Lower cost + faster delivery + higher checkout conversion (without new distribution centers.)

4. Carrier choice is becoming dynamic, not static

One of the most compelling themes of the discussion was flexibility. Shippers are no longer choosing a single carrier for large portions of their network; they are orchestrating many.

Chris described it this way:

“We’re carrier-neutral. We enable shippers to use every carrier—including their nationals and regionals—at the same time.”

The strategic shift is industry-wide:

Modern networks now take advantage of:

  • Nationals for predictable lanes
  • Regionals for cost-efficient service
  • USPS for broad residential reach
  • Gig carriers where density supports it
  • Middle-mile partners for zone skipping

As Hannah put it:

“You allow carriers to compete—and the best carrier wins on pricing and performance.”

This creates a healthier, more resilient ecosystem.

5. Shippers are prioritizing control, not just cost

A recurring theme was control—control over cost, transit time, and capacity.

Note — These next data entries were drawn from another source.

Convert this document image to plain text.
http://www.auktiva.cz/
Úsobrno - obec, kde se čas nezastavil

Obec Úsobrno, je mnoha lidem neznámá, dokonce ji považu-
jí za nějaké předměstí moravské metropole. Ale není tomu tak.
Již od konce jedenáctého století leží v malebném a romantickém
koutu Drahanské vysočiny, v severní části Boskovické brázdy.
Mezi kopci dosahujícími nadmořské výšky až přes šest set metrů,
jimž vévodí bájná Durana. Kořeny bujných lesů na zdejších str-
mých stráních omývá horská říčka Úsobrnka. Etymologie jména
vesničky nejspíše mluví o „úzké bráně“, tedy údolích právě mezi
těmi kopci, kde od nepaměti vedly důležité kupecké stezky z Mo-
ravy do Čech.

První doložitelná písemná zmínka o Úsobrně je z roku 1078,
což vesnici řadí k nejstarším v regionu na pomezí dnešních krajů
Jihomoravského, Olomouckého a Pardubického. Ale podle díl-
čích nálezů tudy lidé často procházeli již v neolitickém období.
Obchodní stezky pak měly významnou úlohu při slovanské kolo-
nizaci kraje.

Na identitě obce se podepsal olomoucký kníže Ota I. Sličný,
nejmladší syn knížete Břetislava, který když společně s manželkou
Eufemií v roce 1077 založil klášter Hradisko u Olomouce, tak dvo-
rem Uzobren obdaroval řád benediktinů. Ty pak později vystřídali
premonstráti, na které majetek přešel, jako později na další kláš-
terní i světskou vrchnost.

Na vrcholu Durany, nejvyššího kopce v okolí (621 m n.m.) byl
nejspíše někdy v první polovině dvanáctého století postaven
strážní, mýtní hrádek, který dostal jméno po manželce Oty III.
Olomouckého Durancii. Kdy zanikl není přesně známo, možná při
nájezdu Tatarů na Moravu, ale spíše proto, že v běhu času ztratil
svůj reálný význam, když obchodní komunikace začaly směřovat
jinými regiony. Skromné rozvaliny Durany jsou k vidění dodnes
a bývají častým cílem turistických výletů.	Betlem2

Chris highlighted how retailers are using new strategies to reshape their networks:

“We’ve seen retailers go from 100% nationals to 10% national, 90% alternative carriers.”

The strategic insight isn’t that every shipper should make that shift, but that:

Moving volume intentionally between carriers gives retailers:

  • More negotiating leverage
  • Better SLA performance
  • More accurate delivery-date promises
  • Reduced exposure to labor or capacity disruptions

This aligns closely with IA’s own data-driven recommendations: shippers who diversify not only save money, they become materially more resilient.

6. Data, visibility, and AI are accelerating the shift

Hannah emphasized the importance of automation and modern tools:

“Anytime you’re doing something manually, automation is there to be your biggest winner.”

Chris described how ClearJet is using AI today, not hypothetically:

“Our goal for AI is pure automation… real-time routing, real-time carrier selection, and automated coordination.”

Across the industry, we’re seeing similar trends:

  • AI-driven routing
  • Predictive congestion modeling
  • Automated SLA risk scoring
  • Network simulations to determine the best carrier mix

IA sees these tools changing the conversation from “What carrier should I use?” to:

“What’s the optimal network configuration for every package, in real time?”

7. Planning for 2026: What shippers should already be doing

As Hannah reminded the audience:

“If your national contracts expire next June, this should be top of mind today.”

Chris offered a simple but strategic blueprint:

“Start with your data. Use regionals for Zones 2–5. Use air-enabled solutions for Zones 6–8. Keep nationals where they’re strong.”

Taken more broadly, the message is clear:

The shippers winning today are:

  • Using data to drive network design
  • Diversifying intelligently
  • Reducing high-zone exposure
  • Leveraging air + regionals + nationals as needed
  • Prioritizing control and agility, not dependency

8. The bigger picture: A more flexible, competitive parcel ecosystem

The final takeaway wasn’t about any single provider—it was about the future of parcel logistics.

Hannah summed it up perfectly:

“Disruptions are real—they’re not going anywhere. But there’s great optionality now, and companies that diversify will win.”

And Chris closed with a reminder of what’s possible:

“You can build your own national network without needing to build your own infrastructure.”

For shippers planning their next parcel bid, preparing for peak, or evaluating diversification options, the message is simple:

The tools, technology, and networks exist today to build a faster, more resilient, more cost-efficient parcel strategy—and the middle mile may be the most powerful place to start.